Einst, vor etwa acht Dekaden, waren Elmar und er die besten Freunde, die man sich hätte vorstellen können. Sie haben gemeinsam anderen in Not geholfen. Von nichts und niemandem haben sie sich einschüchtern lassen. Und nun? Nun schaut Elmar zu Elias herunter, als sei all dies nie geschehen. Als kenne er seinen einst so guten Freund nicht mehr. Als wisse er nur von der Straftat, die dieser begangen hat. Etwas, das schon so oft begangen wurde. Erst jetzt, wo der König dem seit Jahren stetig schwelenden Widerstand des Volkes nicht mehr Herr zu werden vermag, bedarf es offenbar eines Exempels zur Abschreckung. Elias wendet seinen güldenen Blick ab, starrt auf den Boden und hofft, Elmar würde ihn schlicht hier und jetzt zum Tode verurteilen. Doch statt ihm diesen einen unausgesprochenen Wunsch zu erfüllen, sagt jener: »Lasst den Gefangenen los!«

Daraufhin löst der Wärter seinen Griff und macht einen kleinen Schritt von Elias weg.

»Steh auf!«

Der Gefangene gehorcht anstandslos und erhebt sich langsam. Seinen ungepflegten braunen Schopf gesenkt, bis Elmar ihm den Befehl gibt, ihn anzusehen.

»Mein Freund, schrecklich ist es, dass wir uns unter solchen Umständen wiedersehen. Du weißt, was du getan hast. Das können nicht einmal die Götter ungeschehen machen«, redet Elmar mit einer Gelassenheit, mit welcher er wohl hofft, Elias zur Unterwerfung zu bewegen.

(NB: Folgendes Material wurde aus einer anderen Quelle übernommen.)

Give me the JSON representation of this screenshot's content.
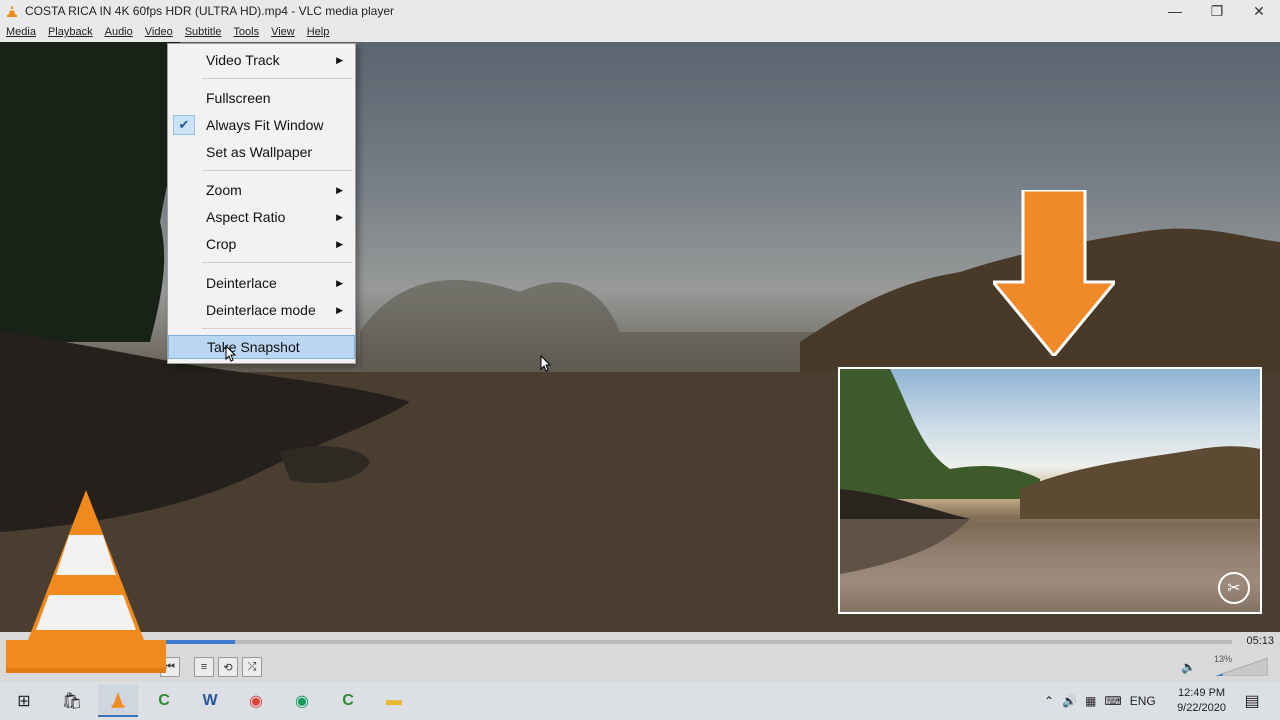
{
  "window": {
    "title": "COSTA RICA IN 4K 60fps HDR (ULTRA HD).mp4 - VLC media player",
    "minimize_glyph": "—",
    "restore_glyph": "❐",
    "close_glyph": "✕"
  },
  "menubar": {
    "items": [
      "Media",
      "Playback",
      "Audio",
      "Video",
      "Subtitle",
      "Tools",
      "View",
      "Help"
    ]
  },
  "context_menu": {
    "items": [
      {
        "label": "Video Track",
        "submenu": true
      },
      {
        "label": "Fullscreen",
        "submenu": false
      },
      {
        "label": "Always Fit Window",
        "checked": true
      },
      {
        "label": "Set as Wallpaper",
        "submenu": false
      },
      {
        "label": "Zoom",
        "submenu": true
      },
      {
        "label": "Aspect Ratio",
        "submenu": true
      },
      {
        "label": "Crop",
        "submenu": true
      },
      {
        "label": "Deinterlace",
        "submenu": true
      },
      {
        "label": "Deinterlace mode",
        "submenu": true
      },
      {
        "label": "Take Snapshot",
        "highlighted": true
      }
    ],
    "check_glyph": "✔",
    "submenu_glyph": "▶"
  },
  "player": {
    "elapsed_fraction": 0.07,
    "time_label": "05:13",
    "volume_label": "13%",
    "controls": [
      "⏮",
      "≡",
      "⟲",
      "⤮"
    ]
  },
  "taskbar": {
    "time": "12:49 PM",
    "date": "9/22/2020",
    "language": "ENG",
    "start_glyph": "⊞"
  },
  "colors": {
    "vlc_orange": "#f08a1c",
    "arrow_orange": "#f08a28",
    "highlight": "#b9d6f2"
  }
}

Dessen Antwort folgt offenbar kaum verwunderlich: »Ich habe für Recht und Freiheit gekämpft, den Stummen eine Stimme gegeben und jene beschützt, die unter dem Geiz der Krone leiden. So wie wir es uns einst geschworen haben, Bruder.« Dieses Bruder kommt mit solch einer Verachtung aus Elias‘ Mund heraus, dass er es bereuen würde, wäre er sich seiner Handlungen und Worte nicht so sicher.

Elmar lacht. Es ist ein Lachen der Unsicherheit, aber nach außen hin klingt es nur verständnislos. »Diese Zeiten sind vorbei, Elias. Das ist kein Kinderspiel mehr. Du hast einer Verbrecherbande zur Flucht vor der Festnahme verholfen.«

»Das waren Waisen, die du zu dem gemacht hast, was sie nun sind. Sie haben lediglich etwas zu Essen gestohlen, nachdem du mit Haus Sonntal ihre Heimat zerstört hast.«

»Wen interessieren diese Bälger schon?«, kommentiert der Monarch unberührt.

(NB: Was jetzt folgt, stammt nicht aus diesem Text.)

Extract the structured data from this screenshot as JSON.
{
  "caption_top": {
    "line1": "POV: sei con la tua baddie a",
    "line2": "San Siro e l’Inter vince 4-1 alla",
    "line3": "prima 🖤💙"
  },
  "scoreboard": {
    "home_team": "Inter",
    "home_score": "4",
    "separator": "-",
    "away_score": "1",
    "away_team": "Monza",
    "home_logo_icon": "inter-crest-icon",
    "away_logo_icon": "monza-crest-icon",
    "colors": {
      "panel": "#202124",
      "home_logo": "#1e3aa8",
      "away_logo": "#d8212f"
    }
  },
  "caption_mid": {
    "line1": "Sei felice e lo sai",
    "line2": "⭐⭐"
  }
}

Elias schnaubt verächtlich. »Genau das ist dein Problem, Elmar. Du ignorierst die Sorgen niederer Leute. Wenn sie nicht gehorchen, dann lässt du sie dafür büßen.«

»Wie wagst du es, mit deinem König zu reden?!«, fährt Elmar wütend aus seiner Haut und erhebt sich, so ruckartig es einem Greis eben möglich ist.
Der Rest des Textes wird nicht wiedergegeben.